With a visual motif that’s intriguing, simple, and powerful at the same time, this print book grabs the reader with more subliminal production qualities as well:

  1. The black background is a four-color black, which adds richness as well as complete opacity to the heavy black ink coverage. The black ink seems to have been spread over the cover with a knife, it is so rich and thick. Then again, it’s also covered with a dull UV coating, and the paper ball is not only a process color mix (with highlights of yellow and blue, if you look closely); it has also been highlighted with a spot gloss UV coating. The effect of this contrast is to dramatically separate the crumpled paper from the black background.
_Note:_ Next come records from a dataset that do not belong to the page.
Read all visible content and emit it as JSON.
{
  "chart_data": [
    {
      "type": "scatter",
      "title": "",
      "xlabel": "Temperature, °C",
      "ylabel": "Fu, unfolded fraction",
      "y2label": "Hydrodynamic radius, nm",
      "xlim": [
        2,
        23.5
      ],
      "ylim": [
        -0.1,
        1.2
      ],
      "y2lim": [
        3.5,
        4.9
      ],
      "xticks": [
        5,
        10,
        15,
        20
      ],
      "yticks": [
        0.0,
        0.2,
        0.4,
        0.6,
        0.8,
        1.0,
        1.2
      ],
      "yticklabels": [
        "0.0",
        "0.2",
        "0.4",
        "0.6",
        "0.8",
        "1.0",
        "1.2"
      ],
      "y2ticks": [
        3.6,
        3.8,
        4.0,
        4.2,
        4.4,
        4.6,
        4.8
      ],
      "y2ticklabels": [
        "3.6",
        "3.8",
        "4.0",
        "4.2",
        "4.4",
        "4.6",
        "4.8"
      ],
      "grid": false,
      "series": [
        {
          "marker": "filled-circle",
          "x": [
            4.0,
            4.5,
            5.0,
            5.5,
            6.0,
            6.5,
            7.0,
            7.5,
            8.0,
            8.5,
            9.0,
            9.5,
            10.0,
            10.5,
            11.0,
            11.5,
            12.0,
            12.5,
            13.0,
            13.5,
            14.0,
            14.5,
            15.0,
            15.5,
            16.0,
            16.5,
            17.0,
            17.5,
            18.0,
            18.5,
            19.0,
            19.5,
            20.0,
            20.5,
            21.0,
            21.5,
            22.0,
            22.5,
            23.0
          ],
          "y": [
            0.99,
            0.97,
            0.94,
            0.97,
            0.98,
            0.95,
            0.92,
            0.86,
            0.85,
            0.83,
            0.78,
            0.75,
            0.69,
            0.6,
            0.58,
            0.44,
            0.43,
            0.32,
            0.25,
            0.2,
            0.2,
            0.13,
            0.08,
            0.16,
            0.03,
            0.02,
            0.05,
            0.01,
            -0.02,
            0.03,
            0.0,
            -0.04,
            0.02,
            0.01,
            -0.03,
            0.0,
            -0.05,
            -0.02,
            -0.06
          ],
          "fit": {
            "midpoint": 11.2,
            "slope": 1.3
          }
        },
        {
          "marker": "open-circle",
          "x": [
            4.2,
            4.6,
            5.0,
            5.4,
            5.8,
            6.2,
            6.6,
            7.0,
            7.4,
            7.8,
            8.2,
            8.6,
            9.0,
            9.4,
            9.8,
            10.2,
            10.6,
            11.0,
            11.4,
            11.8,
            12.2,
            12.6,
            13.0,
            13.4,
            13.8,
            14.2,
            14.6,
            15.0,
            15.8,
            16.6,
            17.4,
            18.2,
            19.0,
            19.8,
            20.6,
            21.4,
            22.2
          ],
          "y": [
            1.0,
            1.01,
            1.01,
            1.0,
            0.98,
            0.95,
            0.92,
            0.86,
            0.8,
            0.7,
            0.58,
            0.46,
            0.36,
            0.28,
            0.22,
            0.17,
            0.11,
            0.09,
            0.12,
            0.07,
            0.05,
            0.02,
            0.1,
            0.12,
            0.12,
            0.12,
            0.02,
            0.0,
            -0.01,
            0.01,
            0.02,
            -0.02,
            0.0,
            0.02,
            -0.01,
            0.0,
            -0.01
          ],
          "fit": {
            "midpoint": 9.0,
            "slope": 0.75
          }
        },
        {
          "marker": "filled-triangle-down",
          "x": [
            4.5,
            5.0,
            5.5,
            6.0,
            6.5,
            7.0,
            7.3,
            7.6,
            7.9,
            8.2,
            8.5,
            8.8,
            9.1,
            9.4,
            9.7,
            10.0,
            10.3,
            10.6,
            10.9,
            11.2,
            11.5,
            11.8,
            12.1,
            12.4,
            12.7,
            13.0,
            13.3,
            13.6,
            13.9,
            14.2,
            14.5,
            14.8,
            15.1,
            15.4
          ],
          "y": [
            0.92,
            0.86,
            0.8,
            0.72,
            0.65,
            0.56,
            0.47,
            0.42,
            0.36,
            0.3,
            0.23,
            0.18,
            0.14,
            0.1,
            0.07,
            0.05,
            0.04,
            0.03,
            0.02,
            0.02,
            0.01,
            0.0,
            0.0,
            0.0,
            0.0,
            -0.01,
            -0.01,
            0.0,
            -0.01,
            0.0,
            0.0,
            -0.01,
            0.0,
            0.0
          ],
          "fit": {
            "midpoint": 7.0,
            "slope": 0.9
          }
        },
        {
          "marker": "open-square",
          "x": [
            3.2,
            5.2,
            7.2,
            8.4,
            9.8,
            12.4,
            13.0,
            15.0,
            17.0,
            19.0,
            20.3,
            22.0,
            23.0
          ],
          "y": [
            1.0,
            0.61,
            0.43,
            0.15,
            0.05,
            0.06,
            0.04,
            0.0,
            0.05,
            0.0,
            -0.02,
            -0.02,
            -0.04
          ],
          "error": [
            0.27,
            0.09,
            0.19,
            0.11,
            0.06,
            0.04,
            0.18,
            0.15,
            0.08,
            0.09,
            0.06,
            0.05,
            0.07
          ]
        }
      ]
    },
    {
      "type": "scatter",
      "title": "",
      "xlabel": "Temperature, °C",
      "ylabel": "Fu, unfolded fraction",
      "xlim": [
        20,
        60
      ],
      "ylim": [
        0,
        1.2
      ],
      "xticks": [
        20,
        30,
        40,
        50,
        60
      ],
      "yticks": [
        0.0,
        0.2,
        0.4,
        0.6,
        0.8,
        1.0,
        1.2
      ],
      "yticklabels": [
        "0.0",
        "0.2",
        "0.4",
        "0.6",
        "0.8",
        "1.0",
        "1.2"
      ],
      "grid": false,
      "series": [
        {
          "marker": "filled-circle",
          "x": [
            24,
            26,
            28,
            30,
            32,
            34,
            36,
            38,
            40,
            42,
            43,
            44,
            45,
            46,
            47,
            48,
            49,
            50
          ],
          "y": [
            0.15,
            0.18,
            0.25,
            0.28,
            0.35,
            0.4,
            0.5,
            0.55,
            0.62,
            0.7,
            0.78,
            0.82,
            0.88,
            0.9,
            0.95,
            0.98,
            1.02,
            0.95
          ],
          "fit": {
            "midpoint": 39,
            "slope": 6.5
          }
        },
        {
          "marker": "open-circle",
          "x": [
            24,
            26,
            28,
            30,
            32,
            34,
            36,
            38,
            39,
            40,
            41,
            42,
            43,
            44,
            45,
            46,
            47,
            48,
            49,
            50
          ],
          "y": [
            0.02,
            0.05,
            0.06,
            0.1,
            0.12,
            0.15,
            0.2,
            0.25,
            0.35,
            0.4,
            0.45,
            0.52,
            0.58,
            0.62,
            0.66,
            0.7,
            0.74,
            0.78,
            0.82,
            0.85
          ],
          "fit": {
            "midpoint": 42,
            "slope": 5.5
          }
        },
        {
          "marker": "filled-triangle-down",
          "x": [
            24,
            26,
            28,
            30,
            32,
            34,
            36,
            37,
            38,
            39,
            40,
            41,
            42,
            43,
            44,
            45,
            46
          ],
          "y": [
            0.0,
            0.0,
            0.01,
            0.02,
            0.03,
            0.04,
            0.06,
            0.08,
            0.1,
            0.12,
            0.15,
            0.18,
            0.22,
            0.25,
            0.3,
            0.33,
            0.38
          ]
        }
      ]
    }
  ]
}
It jumps out of the design, as though it had been thrown at you.
  2. Not to stop here, the print book designer chose to highlight the title, ReWork, by embossing the words and by covering the “Re” with a dull UV coating and the “Work” with a high-gloss UV coating. Again, the designer’s stark contrast between two visual elements makes the cover even more dramatic. (And it works just as effectively for the type as for the distinction between the glossy crumpled paper and the background of rich black ink.)
  3. The design succeeds because it’s bold, perhaps even loud. The type works in a similar vein. Set in all caps (on the Internet, this is considered shouting), it has been designed using an uncompromising, geometric, sans serif typeface.
  4. Finally, in all of my studies of graphic design and custom printing over the past three (almost four) decades, I have learned the value of understatement. A little bit of red, for instance, is stronger in its contrast with its surroundings than is an excess of red (or any other highlighting color). On the front cover, spine, and back cover, the ReWork print book designer has demonstrated the power of a restrained amount of red ink set against a mostly black and white background.

Consider such a book jacket as being analagous to the gilded wood frame that displays a fine painting (or, in this case, the interior text of the book).

Moreover, consider this dust jacket as a stellar example of those print design qualities that cannot be replicated in an e-book.

Why You Should Care

  1. If you design print books for a living and want to remain relevant, look for design solutions that cannot be incorporated into a digital product. Play to the strengths of print.
  2. Use graphic elements to make the reader look once and then do a double take. These can include contrasting a gloss coating against a dull coating, or making a design element appear black and white until you look closely and see its subtle coloration.
  3. Use the tools of design (type, positive and negative space, contrast) to reflect the meaning of the title and the content of the book. Don’t just design a “pretty” cover. Make it relevant. It’s harder to do, but it can make the reader love your print book.